SMITH, J., concurs in the result only.
ORDER
AND NOW, this 11th day of July, 1994, the order of the Workmen’s Compensation Appeal Board in the above-captioned matter is hereby affirmed.
. Jerome Lebovitz, M.D., a witness for Claimant, and Michael Bennett, M.D., a witness for Employer.
. Additionally, Dr. Bennett testified that Claimant did not have a respiratory impairment and could do almost any type of work.
. Substantial evidence is such relevant evidence that a reasonable mind might accept as adequate to support a conclusion. Republic Steel Corp. v. Workmen’s Compensation Appeal Board (Shinsky), 492 Pa. 1, 421 A.2d 1060 (1980).
. Our scope of review is limited to determining whether an error of law has been committed, findings of fact are supported by substantial evidence or constitutional rights have been violated. Section 704 of the Administrative Agency Law, 2 Pa.C.S. § 704.
. The claimant in Dillon, as in this case, sought to modify an award of compensation for partial disability to one for total disability.
. See also Kachinski v. Workmen's Compensation Appeal Board (Vepco Construction Co.), 516 Pa. 240, 532 A.2d 374 (1987).
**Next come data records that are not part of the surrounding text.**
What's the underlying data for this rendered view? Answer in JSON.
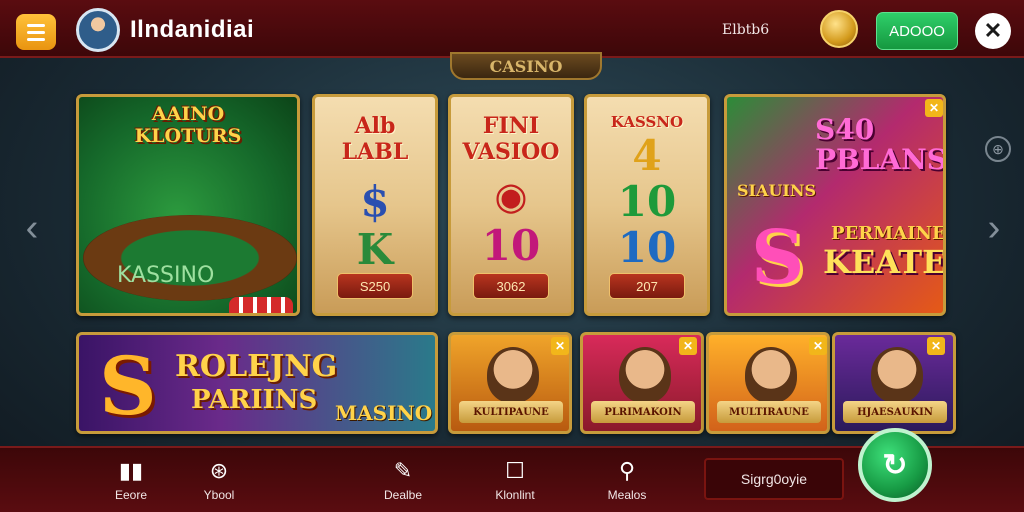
{
  "header": {
    "menu_icon": "hamburger-icon",
    "username": "Ilndanidiai",
    "balance_label": "Elbtb6",
    "coin_icon": "coin-icon",
    "add_button": "ADOOO",
    "close_symbol": "✕"
  },
  "sign": "CASINO",
  "carousel": {
    "left_arrow": "‹",
    "right_arrow": "›",
    "info": "⊕"
  },
  "cards": {
    "roulette": {
      "title_line1": "AAINO",
      "title_line2": "KLOTURS",
      "felt_text": "KASSINO"
    },
    "reel1": {
      "title_line1": "Alb",
      "title_line2": "LABL",
      "symbol1": "$",
      "symbol2": "K",
      "price": "S250"
    },
    "reel2": {
      "title_line1": "FINI",
      "title_line2": "VASIOO",
      "symbol1": "10",
      "price": "3062"
    },
    "reel3": {
      "title": "KASSNO",
      "symbol1": "4",
      "symbol2": "10",
      "symbol3": "10",
      "price": "207"
    },
    "promo": {
      "title_line1": "S40",
      "title_line2": "PBLANS",
      "sub": "SIAUINS",
      "big_s": "S",
      "title3": "PERMAINEIN",
      "title4": "KEATED"
    },
    "banner": {
      "big_s": "S",
      "line1": "ROLEJNG",
      "line2": "PARIINS",
      "line3": "MASINO"
    },
    "small1": {
      "label": "KULTIPAUNE"
    },
    "small2": {
      "label": "PLRIMAKOIN"
    },
    "small3": {
      "label": "MULTIRAUNE"
    },
    "small4": {
      "label": "HJAESAUKIN"
    }
  },
  "nav": {
    "item1": {
      "icon": "▮▮",
      "label": "Eeore"
    },
    "item2": {
      "icon": "⊛",
      "label": "Ybool"
    },
    "item3": {
      "icon": "✎",
      "label": "Dealbe"
    },
    "item4": {
      "icon": "☐",
      "label": "Klonlint"
    },
    "item5": {
      "icon": "⚲",
      "label": "Mealos"
    },
    "promo": "Sigrg0oyie",
    "play_symbol": "↻"
  }
}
.The referee’s Finding of Fact 7 states:
I have carefully considered all the evidence of record both medical and lay and find as a fact that the claimant has not shown that his coal workers pneumoconiosis has progressed to the point that he cannot even perform sedentary work in a dust free environment. Referee Luich, in awarding the claimant's partial disability benefits, found that the claimant could perform sedentary work in a dust free environment. Dr. Lebovitz when asked by defense counsel as to whether or not the claimant could continue to perform sedentary work in a dust free environment, agreed that the claimant could perform such work as long as said work was done in a dust free environment. Dr. Bennett did not feel that the claimant had a respiratory impairment and felt that the claimant could do almost any type of work.
. Employer, in its argument before this Court, has curiously combined the substantial evidence standard with that of the capricious disregard of the evidence standard. As this Court has repeatedly ruled, the capricious disregard of competent evidence standard is applied only where the burdened party is the only party to present evidence and does not prevail. Kirkwood v. Unemployment Compensation Board of Review, 106 Pa.Commonwealth Ct. 92, 525 A.2d 841 (1987). As both parties submitted evidence before the referee, the application of the capricious disregard of the evidence standard would be improper.